Thousands of Britons & Kiwis’ investments may suffer if Brexit helps cause an economic downturn.
That applies to the roughly 330,000 born-in-Britain New Zealanders, many of whom have UK pensions and whose savings could be affected if Brexit helps to spark an economic downturn in the UK.
Official data from the United Nations in 2014 revealed more than 313,000 Britons lived in New Zealand, and the number will have risen since then (about 7000 emigrated last year). The Brexit vote – Britain is due to leave the European Union in March, 2019 – caused a flood of interested inquiries regarding emigration to New Zealand.
Even if not all those eventuated, those Britons already in New Zealand but who have UK pensions still in their place of origin could find their savings affected by Brexit.
Most estimates say 80 per cent of people who have lived and worked in the UK have a private or company pension – and many of them have been transferring their pensions out of the UK to places like New Zealand. So what happens in the UK pensions market is of interest to many people – not just expat Britons but even Kiwis who have lived and worked in the UK on their OE.
The UK’s Minister for Pensions and Financial Inclusion government, Guy Opperman, said last month British citizens’ rights regarding pensions will remain unchanged, even in the event of a “no-deal” Brexit, which would see the UK crashing out of the EU (instead of a managed exit).
“The UK and EU have already agreed the terms of an implementation period lasting until the end of 2020,” Opperman said. “During this implementation period, access to one another’s markets will remain unchanged and on the current terms, ensuring continuity for consumers and businesses.”
However, one of the predominant themes of Brexit is economic uncertainty. Recent company collapses have affected trust that big company pensions schemes will deliver on their promises when examples like the Carillion and BhS collapses saw shareholders’ interests placed above pension holders.
Meanwhile, a survey of private equity executives and debt investors, published in the Daily Express in February, predicted a recession would hit the UK by 2020, with Brexit as the main cause.
According to the survey, 56 per cent of private equity executives and 57 per cent of distressed debt investors said they expected a recession in the next two years. Managing director of Greenhill investment bank, Carlo Bosco, said: “It looks like the British economy is already suffering its effect with higher inflation, lower consumer spending, in particular around the Christmas trading period, and growth rates well below other developed economies.”
A partner from a UK private equity firm said in the report: “With political instability creeping up in the UK and the constantly changing situation in Europe, there are real chances of the UK seeing the beginning signs of recession early in 2019.”

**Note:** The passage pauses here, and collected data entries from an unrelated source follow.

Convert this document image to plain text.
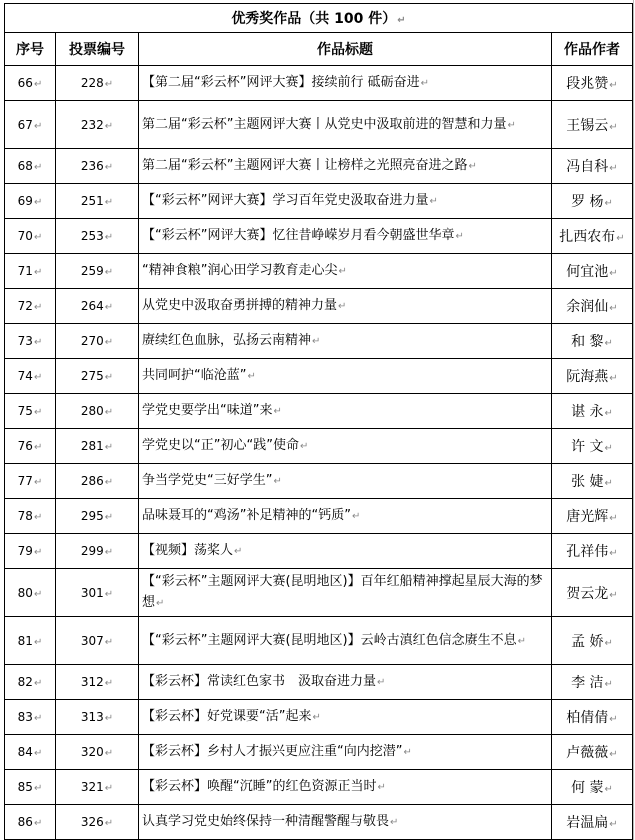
优秀奖作品（共 100 件）↵			
序号	投票编号	作品标题	作品作者
66↵	228↵	【第二届“彩云杯”网评大赛】接续前行 砥砺奋进↵	段兆赞↵
67↵	232↵	第二届“彩云杯”主题网评大赛丨从党史中汲取前进的智慧和力量↵	王锡云↵
68↵	236↵	第二届“彩云杯”主题网评大赛丨让榜样之光照亮奋进之路↵	冯自科↵
69↵	251↵	【“彩云杯”网评大赛】学习百年党史汲取奋进力量↵	罗 杨↵
70↵	253↵	【“彩云杯”网评大赛】忆往昔峥嵘岁月看今朝盛世华章↵	扎西农布↵
71↵	259↵	“精神食粮”润心田学习教育走心尖↵	何宜池↵
72↵	264↵	从党史中汲取奋勇拼搏的精神力量↵	余润仙↵
73↵	270↵	赓续红色血脉，弘扬云南精神↵	和 黎↵
74↵	275↵	共同呵护“临沧蓝”↵	阮海燕↵
75↵	280↵	学党史要学出“味道”来↵	谌 永↵
76↵	281↵	学党史以“正”初心“践”使命↵	许 文↵
77↵	286↵	争当学党史“三好学生”↵	张 婕↵
78↵	295↵	品味聂耳的“鸡汤”补足精神的“钙质”↵	唐光辉↵
79↵	299↵	【视频】荡桨人↵	孔祥伟↵
80↵	301↵	【“彩云杯”主题网评大赛(昆明地区)】百年红船精神撑起星辰大海的梦想↵	贺云龙↵
81↵	307↵	【“彩云杯”主题网评大赛(昆明地区)】云岭古滇红色信念赓生不息↵	孟 娇↵
82↵	312↵	【彩云杯】常读红色家书　汲取奋进力量↵	李 洁↵
83↵	313↵	【彩云杯】好党课要“活”起来↵	柏倩倩↵
84↵	320↵	【彩云杯】乡村人才振兴更应注重“向内挖潜”↵	卢薇薇↵
85↵	321↵	【彩云杯】唤醒“沉睡”的红色资源正当时↵	何 蒙↵
86↵	326↵	认真学习党史始终保持一种清醒警醒与敬畏↵	岩温扁↵
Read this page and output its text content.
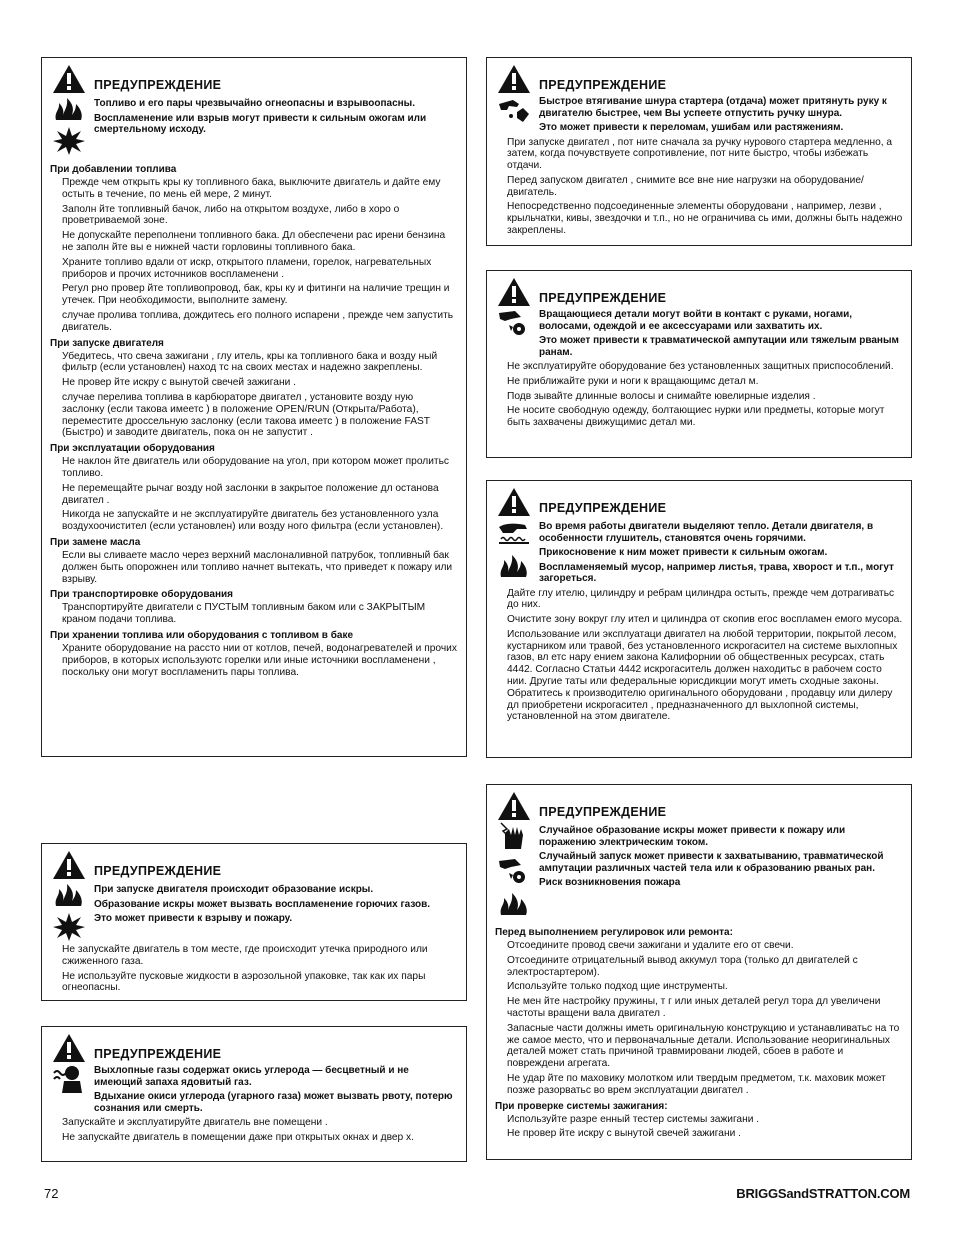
ПРЕДУПРЕЖДЕНИЕ
Топливо и его пары чрезвычайно огнеопасны и взрывоопасны.
Воспламенение или взрыв могут привести к сильным ожогам или смертельному исходу.
При добавлении топлива
Прежде чем открыть кры ку топливного бака, выключите двигатель и дайте ему остыть в течение, по мень ей мере, 2 минут.
Заполн йте топливный бачок, либо на открытом воздухе, либо в хоро о проветриваемой зоне.
Не допускайте переполнени топливного бака. Дл обеспечени рас ирени бензина не заполн йте вы е нижней части горловины топливного бака.
Храните топливо вдали от искр, открытого пламени, горелок, нагревательных приборов и прочих источников воспламенени .
Регул рно провер йте топливопровод, бак, кры ку и фитинги на наличие трещин и утечек. При необходимости, выполните замену.
случае пролива топлива, дождитесь его полного испарени , прежде чем запустить двигатель.
При запуске двигателя
Убедитесь, что свеча зажигани , глу итель, кры ка топливного бака и возду ный фильтр (если установлен) наход тс на своих местах и надежно закреплены.
Не провер йте искру с вынутой свечей зажигани .
случае перелива топлива в карбюраторе двигател , установите возду ную заслонку (если такова имеетс ) в положение OPEN/RUN (Открыта/Работа), переместите дроссельную заслонку (если такова имеетс ) в положение FAST (Быстро) и заводите двигатель, пока он не запустит .
При эксплуатации оборудования
Не наклон йте двигатель или оборудование на угол, при котором может пролитьс топливо.
Не перемещайте рычаг возду ной заслонки в закрытое положение дл останова двигател .
Никогда не запускайте и не эксплуатируйте двигатель без установленного узла воздухоочистител (если установлен) или возду ного фильтра (если установлен).
При замене масла
Если вы сливаете масло через верхний маслоналивной патрубок, топливный бак должен быть опорожнен или топливо начнет вытекать, что приведет к пожару или взрыву.
При транспортировке оборудования
Транспортируйте двигатели с ПУСТЫМ топливным баком или с ЗАКРЫТЫМ краном подачи топлива.
При хранении топлива или оборудования с топливом в баке
Храните оборудование на рассто нии от котлов, печей, водонагревателей и прочих приборов, в которых используютс горелки или иные источники воспламенени , поскольку они могут воспламенить пары топлива.
ПРЕДУПРЕЖДЕНИЕ
При запуске двигателя происходит образование искры.
Образование искры может вызвать воспламенение горючих газов.
Это может привести к взрыву и пожару.
Не запускайте двигатель в том месте, где происходит утечка природного или сжиженного газа.
Не используйте пусковые жидкости в аэрозольной упаковке, так как их пары огнеопасны.
ПРЕДУПРЕЖДЕНИЕ
Выхлопные газы содержат окись углерода — бесцветный и не имеющий запаха ядовитый газ.
Вдыхание окиси углерода (угарного газа) может вызвать рвоту, потерю сознания или смерть.
Запускайте и эксплуатируйте двигатель вне помещени .
Не запускайте двигатель в помещении даже при открытых окнах и двер х.
ПРЕДУПРЕЖДЕНИЕ
Быстрое втягивание шнура стартера (отдача) может притянуть руку к двигателю быстрее, чем Вы успеете отпустить ручку шнура.
Это может привести к переломам, ушибам или растяжениям.
При запуске двигател , пот ните сначала за ручку нурового стартера медленно, а затем, когда почувствуете сопротивление, пот ните быстро, чтобы избежать отдачи.
Перед запуском двигател , снимите все вне ние нагрузки на оборудование/двигатель.
Непосредственно подсоединенные элементы оборудовани , например, лезви , крыльчатки, кивы, звездочки и т.п., но не ограничива сь ими, должны быть надежно закреплены.
ПРЕДУПРЕЖДЕНИЕ
Вращающиеся детали могут войти в контакт с руками, ногами, волосами, одеждой и ее аксессуарами или захватить их.
Это может привести к травматической ампутации или тяжелым рваным ранам.
Не эксплуатируйте оборудование без установленных защитных приспособлений.
Не приближайте руки и ноги к вращающимс детал м.
Подв зывайте длинные волосы и снимайте ювелирные изделия .
Не носите свободную одежду, болтающиес нурки или предметы, которые могут быть захвачены движущимис детал ми.
ПРЕДУПРЕЖДЕНИЕ
Во время работы двигатели выделяют тепло. Детали двигателя, в особенности глушитель, становятся очень горячими.
Прикосновение к ним может привести к сильным ожогам.
Воспламеняемый мусор, например листья, трава, хворост и т.п., могут загореться.
Дайте глу ителю, цилиндру и ребрам цилиндра остыть, прежде чем дотрагиватьс до них.
Очистите зону вокруг глу ител и цилиндра от скопив егос воспламен емого мусора.
Использование или эксплуатаци двигател на любой территории, покрытой лесом, кустарником или травой, без установленного искрогасител на системе выхлопных газов, вл етс нару ением закона Калифорнии об общественных ресурсах, стать 4442. Согласно Статьи 4442 искрогаситель должен находитьс в рабочем состо нии. Другие таты или федеральные юрисдикции могут иметь сходные законы. Обратитесь к производителю оригинального оборудовани , продавцу или дилеру дл приобретени искрогасител , предназначенного дл выхлопной системы, установленной на этом двигателе.
ПРЕДУПРЕЖДЕНИЕ
Случайное образование искры может привести к пожару или поражению электрическим током.
Случайный запуск может привести к захватыванию, травматической ампутации различных частей тела или к образованию рваных ран.
Риск возникновения пожара
Перед выполнением регулировок или ремонта:
Отсоедините провод свечи зажигани и удалите его от свечи.
Отсоедините отрицательный вывод аккумул тора (только дл двигателей с электростартером).
Используйте только подход щие инструменты.
Не мен йте настройку пружины, т г или иных деталей регул тора дл увеличени частоты вращени вала двигател .
Запасные части должны иметь оригинальную конструкцию и устанавливатьс на то же самое место, что и первоначальные детали. Использование неоригинальных деталей может стать причиной травмировани людей, сбоев в работе и повреждени агрегата.
Не удар йте по маховику молотком или твердым предметом, т.к. маховик может позже разорватьс во врем эксплуатации двигател .
При проверке системы зажигания:
Используйте разре енный тестер системы зажигани .
Не провер йте искру с вынутой свечей зажигани .
72	BRIGGSandSTRATTON.COM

However Gavin Dixon, chief executive of Britannia Financial Services Ltd, perhaps New Zealand’s most experienced retirement planning and financial advice company specialising in transfers of UK pensions* says: “The problem is uncertainty. No one has ever been through anything like Brexit before and no one really knows what will happen and what effect, if any, it will have on the UK economy or other economies.”